-Re: Developing and deploying hadoop
Eric Yang 2012-03-01, 04:57
a) Standard practice is to keep data directory independent of program
directory. For example, if the software is installed in
/opt/hadoop/hadoop-1.0. Data may be located in /var/hadoop. When new
version is available for deployment, it can be deployed to
/opt/hadoop/hadoop-2.0 and use the same /var/hadoop directory for
b) It is best to use "ant binary" with a dozen other switches that are
documented in Hadoop wiki, http://wiki.apache.org/hadoop/HowToRelease.
This reduces the size of the program files without having to deploy
documentation and source on all nodes.
c) There are a couple deployment systems, like Ambari, Cloudera
Manager, HMS and IBM BigInsights. Most of them are free to use for up
to 50 nodes. pdsh with shell scripts works too, in fact the largest
clusters are deployed with ssh and scp.
d) PREFIX/share/hadoop was introduced in 0.20.204.0. The design was
to map closely to Filesystem Hierarchy Standard, where platform
independent files are stored in /usr/share. This design enables
dependent project to cross reference classpath by using relative path.
For example, HBase may refer to hadoop jar files by sourcing
PREFIX/share/hadoop/*.jar. Some projects have adopt this design, and
we hope more projects will switch to this convention.

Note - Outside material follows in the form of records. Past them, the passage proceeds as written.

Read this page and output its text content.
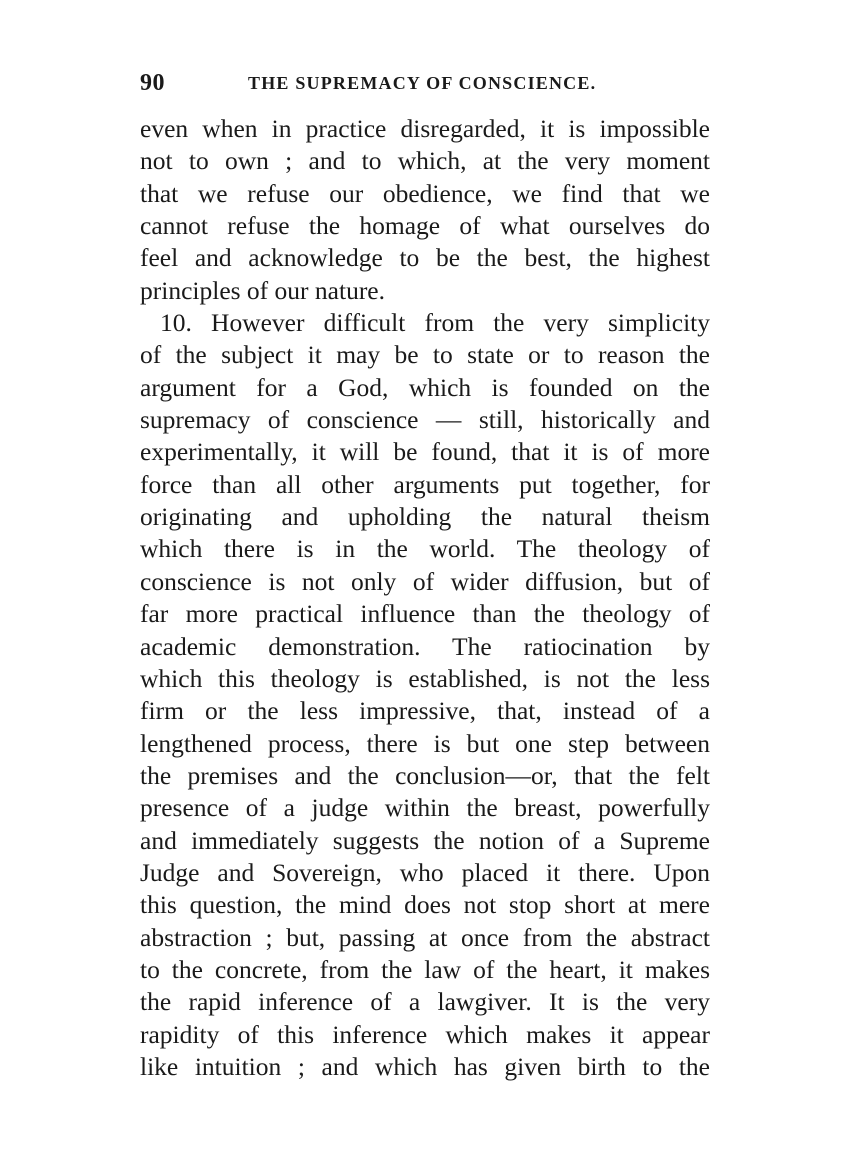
90	THE SUPREMACY OF CONSCIENCE.
even when in practice disregarded, it is impossible
not to own ; and to which, at the very moment
that we refuse our obedience, we find that we
cannot refuse the homage of what ourselves do
feel and acknowledge to be the best, the highest
principles of our nature.
10. However difficult from the very simplicity
of the subject it may be to state or to reason the
argument for a God, which is founded on the
supremacy of conscience — still, historically and
experimentally, it will be found, that it is of more
force than all other arguments put together, for
originating and upholding the natural theism
which there is in the world. The theology of
conscience is not only of wider diffusion, but of
far more practical influence than the theology of
academic demonstration. The ratiocination by
which this theology is established, is not the less
firm or the less impressive, that, instead of a
lengthened process, there is but one step between
the premises and the conclusion—or, that the felt
presence of a judge within the breast, powerfully
and immediately suggests the notion of a Supreme
Judge and Sovereign, who placed it there. Upon
this question, the mind does not stop short at mere
abstraction ; but, passing at once from the abstract
to the concrete, from the law of the heart, it makes
the rapid inference of a lawgiver. It is the very
rapidity of this inference which makes it appear
like intuition ; and which has given birth to the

On Wed, Feb 29, 2012 at 6:56 PM, Merto Mertek <[EMAIL PROTECTED]> wrote:
> I would be glad to hear what is your development cycle and how you deploy
> new features to production cluster... How do you deploy them to the
> production cluster? With bash scripts and rsync, ant, maven or any other
> automation tool? I would be thankfull if you could point me to any resource
> describing best practices in developing, deploying and automatization of
> java project in unix/linux environment..
> On 13 February 2012 11:26, Merto Mertek <[EMAIL PROTECTED]> wrote:
>> I am interested in some general tips on how to develop and deploy new
>> versions of hadoop. I've been trying to compile a new version of hadoop
>> and place the new jar to the cluster in the lib folder, however it was not
>> picked despite the classpath was explicitly set to the lib folder. I am
>> interested in the following questions:
>> a) How to deploy a new version? Just copy the new compiled jar file to all
>> lib folders on all nodes?
>> b) Should I make just a new compile or a new release ('ant' vs 'ant tar')?
>> c) How do you develop and deploy hadoop locally and how remotely? For
>> deploying builds are you using your own sh scripts or are you using any
>> tools like ant/maven?
>> d) What is the purpose of the folder $HADOOP_HOME/share/hadoop?
>> Any other tips are welcomed..
>> Thank you